In the last few months Steve Smith, myself and others have been Tweeting a lot with the hash tag #NoProjects. We have independently come to believe Projects are a smell, they are bad for our industry (the technology industry). Steve set out his thinking and now it is my turn.
Right now this is little more than a bullet point list, I’m presenting to PROMS-G in February (“The End of Projects”) where I will present a more coherent argument. Until then here goes.
Lets start of by defining “A project”.
The Project Management Institute says:
“what is a project? It’s a temporary group activity designed to produce a unique product, service or result. A project is temporary in that it has a defined beginning and end in time, and therefore defined scope and resources. … The development of software for an improved business process, the construction of a building … — all are projects. And all must be expertly managed to deliver the on-time, on-budget results, learning and integration that organizations need.”
PRINCE2 defines a project as:
Actually, PRINCE2 has two definitions of a project:
Bearing this in mind I suggest the project model does not fit software development:
- Projects have end dates – successful software doesn’t end, it not temporary. Finished software is dead software, software that isn’t used and doesn’t change
- Successful software is continually developed and improved, the team is not temporary, it continues to exist (although it might change composition and the imposition of the project may at times destaff it)
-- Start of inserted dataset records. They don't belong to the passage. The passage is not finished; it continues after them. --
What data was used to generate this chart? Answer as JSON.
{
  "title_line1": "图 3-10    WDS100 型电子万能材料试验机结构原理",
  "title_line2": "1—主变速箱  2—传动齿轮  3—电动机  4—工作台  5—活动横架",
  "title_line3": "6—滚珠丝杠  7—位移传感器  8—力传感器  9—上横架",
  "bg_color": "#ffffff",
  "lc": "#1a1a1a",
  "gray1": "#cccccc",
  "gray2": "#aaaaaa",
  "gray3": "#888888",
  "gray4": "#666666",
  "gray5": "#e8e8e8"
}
- Resources change: sometimes the people decide to leave of their own accord, sometimes the wider organizations decided to remove people or add others
- The project model implies we can define what needs doing before we begin and that it won’t change. Software development uncovers need as it proceeds.
- Project thinking implies that the problem can be defined independently before the solution: in software development the creating of a (partial) solution can lead to a redefinition of the problem being addressed.
Those points might be enough to persuade you the project model is not a good fit for software development. I go further, I think the project metaphor actively damages software development and destroys business value:
- Project success criteria are “On time, On budget, On scope” and not business value. These criteria become a distraction and a barrier to hide behind – a “social defence” to use the jargon. Work should be value seeking and judged by the value/capability/benefit/[whatever you want] rather than arbitrary criteria which seemed good one day in the past.
- Corporate Psychopathy: why disband a performing team just because a project has ended? Why start a project by pulling together a new team who have never played before?
- Destroying team destroys knowledge – knowledge has value, knowledge exists in heads not documents
- Project thinking induces short-termism – around quality, around productivity and around teams especially. Project thinking builds pre-fab houses when it should be building to last
- Large batch size: projects lump lots of work together and attempt to manage it all as one large unit. This is inefficient (software has dis-economies of scale), breaks flow and delays delivery which delays value realisation
- Project thinking makes BAU a dirty word; BAU is not a dirty work, BAU is where the action is: if it is worth doing it is worth doing more of, if it is not worth doing then close it down. Use portfolio management rather than pre-defined cut-offs
- Projects inflict change on people (employees): why not seek their involvement? They own the work, they are BAU, the work stream should be seeking to improve itself as part of its daily work
- Continuous improvement is continuous. Projects stop continuity, projects break flow and reduce effectiveness. Continuous improvement should be part of the fabric of everyday work, supported if need be by technologists.
- Project thinking create scheduling projects: “Project B after Project A has finished, but if A is late….” – define work streams and feed them work
- Projects confine change to projects and freeze change elsewhere
- Start-up costs: bureaucracy, administration, etc. of starting a project mean the project model is expensive and slow at taking action. Project setup costs detract from value and the time it takes to “launch” a project detract from responsiveness. On a small work effort the costs of creating a project may be disproportionally high which may detract from attractiveness of doing the work. Similarly the time it takes to get a project scoped, a team assembled, everything kicked-off, performing and delivering creates a barrier to seizing value.
I recognise that a lot of what is called “a project” isn’t, it doesn’t fit the definitions at above. That simply makes things worse. Calling something a project when it isn’t is at best sloppy thinking, at worst it imports the problems listed into work that would otherwise be free of them.
Then there is scaling: so much of the “scaling agile” debate revolves around projects. If instead you accept standing teams dedicated to improving business as usual many of the scaling issues simply go away.
Projects are accounting codes to bill work back to. Projects are for accountants. Leave them at that.
Ask not “When will it be done?” ask instead “When will it start delivering value?”